You won’t get many opportunities to see KING JOHN; you’re unlikely to see one as well-rendered as Revolution Shakespeare’s. In other hands, this overtly lyrical play would be lost in language, confused by the convoluted intrigues. But director Dan Kern and his cast pay attention not just to the poetry, but to the political battles Shakespeare depicts—fitting for this election season. The conflict at the heart of the play between the English king (Kevin Bergen) and King Philip of France (Jared Michael Delaney) takes place not just in well-choreographed battle scenes (Sean Bradley), but in Caesaresque dueling speeches appealing to the hearts of the citizenry. At one point, the campaigning parties decide to join forces against the people. Yep.
Shakespeare edified Richard III’s image as a villain, but he can’t be blamed for the King John of Disney’s Robin Hood. Written when Elizabeth I’s childlessness elevated all discussion of succession to the throne, this story of a king’s downfall lacks a compelling hero or villain in a complicated cast of heirs and pretenders. Though it’s not one of Shakespeare’s great plays, KING JOHN contains much of what makes Shakespeare great. There is beautiful, incisive verse (Adrienne Hertler stands out as the grieving Lady Constance: “Grief fills the room up of my absent child,/ Lies in his bed, walks up and down with me,/ Puts on his pretty looks, repeats his words”; “You are as fond of grief as of your child”, says Phillip.) Several scenes show penetrating psychological insight (e.g., with Matt Lorenz as Hubert, a nobleman ordered to kill his friend Arthur [Merci Lyons-Cox]).

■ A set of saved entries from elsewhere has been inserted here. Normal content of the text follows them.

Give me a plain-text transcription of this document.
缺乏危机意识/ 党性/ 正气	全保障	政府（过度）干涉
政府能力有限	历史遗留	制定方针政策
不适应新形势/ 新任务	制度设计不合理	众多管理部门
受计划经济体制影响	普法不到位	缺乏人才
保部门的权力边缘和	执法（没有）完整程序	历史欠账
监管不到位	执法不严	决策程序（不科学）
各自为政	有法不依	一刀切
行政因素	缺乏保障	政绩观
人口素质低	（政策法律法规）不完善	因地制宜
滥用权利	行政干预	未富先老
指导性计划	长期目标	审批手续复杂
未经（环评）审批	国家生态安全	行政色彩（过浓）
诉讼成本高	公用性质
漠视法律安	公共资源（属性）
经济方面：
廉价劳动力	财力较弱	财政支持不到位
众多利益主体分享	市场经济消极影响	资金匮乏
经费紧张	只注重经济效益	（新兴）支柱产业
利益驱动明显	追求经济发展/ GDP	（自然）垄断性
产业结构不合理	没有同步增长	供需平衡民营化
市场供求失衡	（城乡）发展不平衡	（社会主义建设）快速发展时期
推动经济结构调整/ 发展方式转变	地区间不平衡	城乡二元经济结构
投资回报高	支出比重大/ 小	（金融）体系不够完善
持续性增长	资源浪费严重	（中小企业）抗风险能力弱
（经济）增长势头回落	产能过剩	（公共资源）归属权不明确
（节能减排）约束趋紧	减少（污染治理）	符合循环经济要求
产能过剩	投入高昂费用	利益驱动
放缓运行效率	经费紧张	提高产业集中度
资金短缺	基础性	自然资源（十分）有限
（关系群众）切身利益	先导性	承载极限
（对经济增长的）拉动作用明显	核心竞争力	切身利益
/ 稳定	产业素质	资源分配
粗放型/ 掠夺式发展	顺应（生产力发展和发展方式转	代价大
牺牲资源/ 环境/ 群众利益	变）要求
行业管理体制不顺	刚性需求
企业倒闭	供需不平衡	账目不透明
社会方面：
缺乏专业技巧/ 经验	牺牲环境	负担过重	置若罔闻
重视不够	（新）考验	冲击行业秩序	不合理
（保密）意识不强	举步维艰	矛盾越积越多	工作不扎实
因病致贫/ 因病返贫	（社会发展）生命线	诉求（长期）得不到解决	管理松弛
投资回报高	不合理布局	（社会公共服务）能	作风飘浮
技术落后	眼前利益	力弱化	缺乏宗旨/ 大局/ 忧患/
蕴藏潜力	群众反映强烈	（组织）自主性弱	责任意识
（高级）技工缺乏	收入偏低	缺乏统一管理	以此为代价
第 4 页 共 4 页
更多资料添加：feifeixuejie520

Best of all is Philip the Bastard (played with larger-than-life charm by Carlo Campbell) a Falstaffian character whose humor and personality transcend the political history.
Thanks to Rev Shakes for this accessible glimpse at a new (for me) Shakespeare piece. FREE. [Hawthorne Park, 12th and Catherine streets] September 21-October 1, 2016; fringearts.com/king-john; revolutionshakespeare.org.